Our observation on the interaction between the presence of hypertension and diabetes mellitus and the level of SBP in relation to albuminuria indicated that in diabetic patients, hypertension may require more intensive BP control, for example to a level of 130/80 mmHg or lower, instead of 140/90 mmHg, as recommended in several guidelines on hypertension [1,2] or diabetes mellitus [3,4]. Our finding provided further evidence for these recommendations, although several recent guidelines amended their recommendations on the target of BP control in diabetes mellitus [22–24] on the basis of the evidence from a recently published trial . This controversial issue requires more and careful research.
Our study should be interpreted within the context of its limitations. First, our study had a cross-sectional design and does not allow any causal inference.
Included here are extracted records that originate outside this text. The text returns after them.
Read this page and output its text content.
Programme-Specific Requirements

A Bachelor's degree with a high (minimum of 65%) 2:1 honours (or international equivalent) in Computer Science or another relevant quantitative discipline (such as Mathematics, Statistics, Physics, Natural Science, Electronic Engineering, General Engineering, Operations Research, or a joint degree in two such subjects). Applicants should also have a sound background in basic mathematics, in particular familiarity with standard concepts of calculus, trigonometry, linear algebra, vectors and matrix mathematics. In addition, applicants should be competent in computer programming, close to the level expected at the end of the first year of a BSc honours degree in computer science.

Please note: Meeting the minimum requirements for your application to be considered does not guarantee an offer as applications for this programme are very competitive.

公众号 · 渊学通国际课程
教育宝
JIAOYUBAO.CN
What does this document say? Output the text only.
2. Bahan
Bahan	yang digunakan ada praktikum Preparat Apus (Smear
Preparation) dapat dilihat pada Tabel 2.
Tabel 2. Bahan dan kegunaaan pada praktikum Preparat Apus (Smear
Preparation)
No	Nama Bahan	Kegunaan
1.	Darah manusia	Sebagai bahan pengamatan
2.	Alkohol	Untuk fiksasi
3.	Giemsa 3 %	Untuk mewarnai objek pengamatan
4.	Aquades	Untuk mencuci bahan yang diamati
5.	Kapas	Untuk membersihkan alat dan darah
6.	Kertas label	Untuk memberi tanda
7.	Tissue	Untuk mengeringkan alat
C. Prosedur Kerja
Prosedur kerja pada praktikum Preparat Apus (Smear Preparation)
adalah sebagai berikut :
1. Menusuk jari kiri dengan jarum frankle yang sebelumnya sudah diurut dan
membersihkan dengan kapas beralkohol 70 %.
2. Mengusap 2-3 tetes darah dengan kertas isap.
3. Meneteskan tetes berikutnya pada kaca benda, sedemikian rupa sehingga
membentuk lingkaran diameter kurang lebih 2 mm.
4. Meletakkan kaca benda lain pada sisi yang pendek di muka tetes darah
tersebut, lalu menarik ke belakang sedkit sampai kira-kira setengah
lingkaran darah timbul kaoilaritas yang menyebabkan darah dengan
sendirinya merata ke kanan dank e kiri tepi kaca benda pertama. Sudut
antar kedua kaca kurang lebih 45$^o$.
Second, albuminuria was evaluated on a single spot urine sampling. However, albuminuria and creatinine were measured in a core laboratory. A stringent quality assurance programme was implemented, including the exclusion of patients with a suspected urinary tract infection. Third, plasma HbA1c and glucose were measured in each of the participating hospitals. However, after accounting for study site, our results remained unaltered (data not shown).
In conclusion, hypertension and diabetes mellitus were often jointly present, especially in the setting of endocrinology. The management of these clinical conditions was insufficient, particularly on the use of combination antihypertensive therapy and inhibitors of the renin–angiotensin system in endocrinology and for combination antidiabetic therapy in cardiology, indicating a need for more intensive management and better control of both clinical conditions.
The registry was funded by Sanofi China (Shanghai). The authors gratefully acknowledge the participation of the patients and the contribution of the investigators. The participating hospitals were listed in the alphabetical order of province and hospital, with departments, principal investigators and the number of enrolled patients in the parentheses in an online supplemental Appendix 1, http://links.lww.com/HJH/A634.
Conflicts of interest
There are no conflicts of interest.
Reviewers’ Summary Evaluations
This was an observational study on clinical practice in China regarding characteristics and drug treatment profile of patients with hypertension and diabetes at hospital departments in China. The use of a national register is a benefit. Some shortcomings in clinical practice were noticed, for example the underuse of drug combination treatment in these patients. This report is a step forward when real world data from registers are used for benchmarking and improvements of clinical care. Ideally also data from patients treated in primary healthcare could be added in the future, as most such patients are followed outside hospitals.
The novelty from this paper lies in comparing the management of co-existing type 2 diabetes and hypertension in cardiology clinics and in diabetes clinics in major regional centres in China, providing interesting insights into clear differences that exist.